The last time it came up for debate, the McCain-Feingold campaign-finance reform bill managed to muster a slight majority of US senators. But the votes were not there to cut off a filibuster and actually bring the measure to a vote on the Senate floor. So it failed.
This year things could be different. Sen. John McCain (R) of Arizona, after his vigorous primary challenge to George W. Bush, can claim fresh popular impetus behind his bill. He and his co-author, Sen. Russell Feingold (D) of Minnesota, can count on solid support from a strengthened Democratic block in the Senate - now exactly half the 50 members. They can also be pretty sure of up to eight GOP votes, which brings the reformers tantalizingly close to the 60 senators needed to quash a filibuster.

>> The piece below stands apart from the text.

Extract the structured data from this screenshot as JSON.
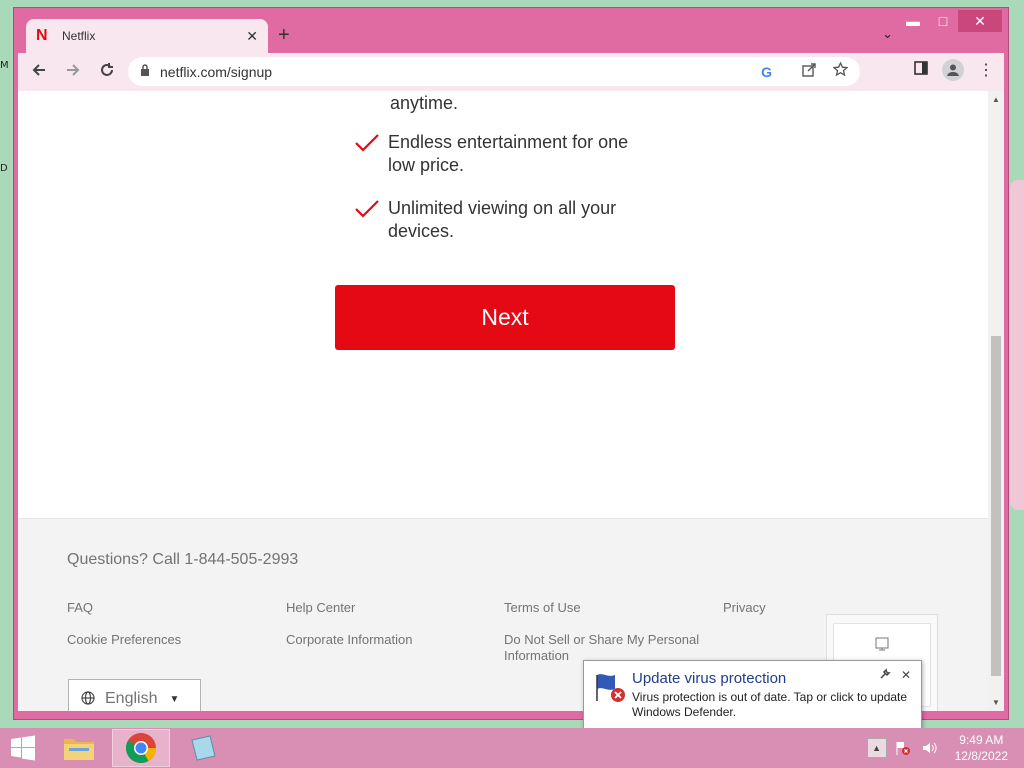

Perhaps most important, they have fresh evidence of the need to ban the unregulated "soft" dollars that make a mockery of laws designed to limit the flow into politics of money from businesses, unions, and other special interests. During campaign 2000, the parties surpassed all previous fundraising records, amassing nearly half a billion dollars in soft money.
A key unknown is whether the new president will live up to his slogan as "a reformer with results" by backing campaign-finance changes. During the campaign, George W. Bush endorsed a very limited soft-money ban that still would allow major flows of cash through state-party organizations. He needs to move a lot closer to the McCain-Feingold approach.
This issue will be a key test of Mr. Bush's commitment to bipartisanship. It requires defying the GOP's congressional leadership, but few acts could do more to convince people this is a president who thinks for himself.